Valor Econômico, v. 20, n. 4894 05/12/2019. Política, p. A15


Com cortes, Câmara aprova pacote anticrime
 Raphael Di Cunto
 Marcelo Ribeiro 

 

Após meses de negociações, idas e vindas e atritos entre o ministro da Justiça e Segurança Pública, Sergio Moro, e o Congresso, a Câmara dos Deputados aprovou ontem, com apoio de quase todos os partidos, o pacote anticrime proposto pelo ex-juiz da Operação Lava-Jato junto com a proposta do ministro do Supremo Tribunal Federal (STF) Alexandre de Moraes. Foram por 408 votos a 9.

Parte do pacote de Moro acabou rejeitado, como a ampliação do excludente de ilicitude para que policiais não fossem punidos por matar “sob violenta emoção” - uma promessa de campanha do presidente Jair Bolsonaro -, que as audiências com presos fossem por videoconferência e a instituição do “plea bargain”, um acordo entre acusação e defesa para encerrar o processo em troca de redução de pena bastante comum nos Estados Unidos.

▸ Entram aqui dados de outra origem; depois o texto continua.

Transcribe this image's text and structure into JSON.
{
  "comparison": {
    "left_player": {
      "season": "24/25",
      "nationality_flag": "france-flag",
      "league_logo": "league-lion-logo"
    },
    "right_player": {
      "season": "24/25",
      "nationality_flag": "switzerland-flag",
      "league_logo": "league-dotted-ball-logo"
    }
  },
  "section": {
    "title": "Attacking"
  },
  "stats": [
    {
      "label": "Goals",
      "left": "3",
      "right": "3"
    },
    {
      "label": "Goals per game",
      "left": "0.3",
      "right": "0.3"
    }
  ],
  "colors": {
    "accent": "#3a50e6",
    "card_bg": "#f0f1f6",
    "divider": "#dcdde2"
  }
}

Por outro lado, o projeto teve pontos aprovados, como o aumento do tempo máximo de prisão de 30 para 40 anos; a criação de um banco de perfil genético (DNA); acordo de não persecução penal para crimes de baixa periculosidade (o juiz pode não dar prosseguimento ao processo em troca de o réu assumir a culpa e cumprir pena alternativa); proibição de condicional e de saída temporária para condenados por crime hediondo seguido de morte; e julgamento de organizações criminosas por varas criminais colegiadas.

Para o deputado capitão Augusto Rosa (PL-SP), que foi relator do grupo de trabalho que analisou e consolidou os dois projetos, trata-se do maior número de mudanças na legislação penal desde a Constituição de 1988. Antes reticente a acordos, ele defendeu o texto de consenso. “Gostaria que fossem incluídos vários pontos, excluídos vários pontos. Mas, dentro de uma Casa democrática, é o que temos para aprovar e não podemos negar que será um reforço no combate à corrupção, às facções criminosas e aos crimes do colarinho branco”, disse.

Segundo Rosa, 65% a 70% das propostas de Moro constam da versão do projeto que será encaminhada ao Senado - que, se passar por alterações, voltará para decisão da Câmara antes de seguirem para sanção. “Temos a oportunidade de, no ano que vem, trabalharmos para aprovar tudo que ficou de fora”, disse.

Para o deputado Orlando Silva (PCdoB-SP), a votação foi uma derrota de Moro, que se empenhou pessoalmente para retomar seu projeto quase integralmente. “Aquela proposta tinha pontos para prender e criminalizar a população mais pobre, a população negra, o povo da periferia. Nesta noite vamos derrotar Sergio Moro”, disse.

Centrão e oposição pretendiam votar o texto do grupo de trabalho sem emendas, mas ontem o acordo avançou para os demais partidos após quatro pontos rejeitados pelo GT voltarem ao texto, como a possibilidade de escutas telefônicas nas conversas entre advogados e presos (mediante autorização judicial), a prisão imediata em caso de condenações pelo pelo tribunal do júri e a criação de um agente infiltrado em organizações criminosas.

A única divergência decidida no voto era a criação do juiz de garantias, que atuaria na fase inicial do processo até a aceitação da denúncia. Outro juiz, que não participou da coleta de provas, assumiria depois e faria o julgamento. O texto foi introduzido pelo grupo de trabalho após a revelação de conversas de Moro com procuradores da Lava-Jato, em que ele supostamente orientava a produção de provas e elaboração da denúncia - o que ele nega ter feito. O dispositivo foi aprovado por 256 votos a 147.

Outros dois projetos apresentados pelo ministro junto com o pacote, contudo, ainda não tem previsão de votação. Um deles, para que a Justiça Comum analise crimes cometidos em meio a campanhas eleitorais, foi aprovado pela Comissão de Constituição e Justiça (CCJ), mas não tem data para análise pelo plenário. Outro, que reforça a punição por caixa dois de campanhas, sequer teve parecer apresentado e está nas gavetas da Comissão de Finanças da Câmara.